Kirtley: Law firms are not under the microscope in the same way as their corporate clients, and they usually do not have the same GRC needs. Nevertheless, there are a few areas where we are seeing an increasing interest from law firms. One is dealing with anti-money laundering (AML) compliance. In the UK, solicitors have served jail time for failing to report money laundering, and prosecutors in the U.S. have tacked on money laundering charges in many investigations involving mishandling of funds. It is important to protect the firm by implementing proper controls to prevent and detect questionable transactions.

Another is in the area of records management compliance. Law firms have a fiduciary responsibility with respect to the documents and records of their clients, and privilege, privacy and security concerns are among the most important issues that lawyers face. We see a dramatic increase in recognition on the part of law firms that they need to install state-of-the-art records management and information management compliance programs.

Editor: Is there anything you wish to add?

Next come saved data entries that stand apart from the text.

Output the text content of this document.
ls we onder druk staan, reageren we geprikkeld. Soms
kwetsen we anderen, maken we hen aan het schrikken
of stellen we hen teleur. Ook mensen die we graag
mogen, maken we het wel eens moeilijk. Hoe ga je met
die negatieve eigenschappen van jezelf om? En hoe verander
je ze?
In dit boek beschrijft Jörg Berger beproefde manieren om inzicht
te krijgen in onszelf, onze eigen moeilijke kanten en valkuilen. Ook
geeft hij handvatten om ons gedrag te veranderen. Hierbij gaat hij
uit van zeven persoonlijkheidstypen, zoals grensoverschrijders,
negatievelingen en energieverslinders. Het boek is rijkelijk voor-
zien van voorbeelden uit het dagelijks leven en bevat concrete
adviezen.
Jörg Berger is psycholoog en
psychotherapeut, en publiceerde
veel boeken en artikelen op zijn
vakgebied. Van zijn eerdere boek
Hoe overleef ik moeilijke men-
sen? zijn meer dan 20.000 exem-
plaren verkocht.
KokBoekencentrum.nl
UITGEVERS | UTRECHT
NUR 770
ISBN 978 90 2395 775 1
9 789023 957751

Strong: Let me comment on the interconnectedness of many of the things we are doing for our clients. Very often we will be called in as a result of a single event, a lawsuit or some regulatory agency investigation that turns up something untoward. Our initial review of the situation may then lead to something more ambitious, say, an internal investigation that, in turn, results in the implementation of processes and technologies considerably more extensive than initially envisaged. Training may also be necessary. GRC is an evolving area. It is a process in its own right, in addition to being a standard by which we assess an organization's ability to effectively manage risk and address the ever increasing demands of the compliance agenda. In this environment we see ourselves in what is essentially an ongoing partnering relationship with our clients. I suspect that this type of relationship is only going to grow as we move forward with the compliance agenda.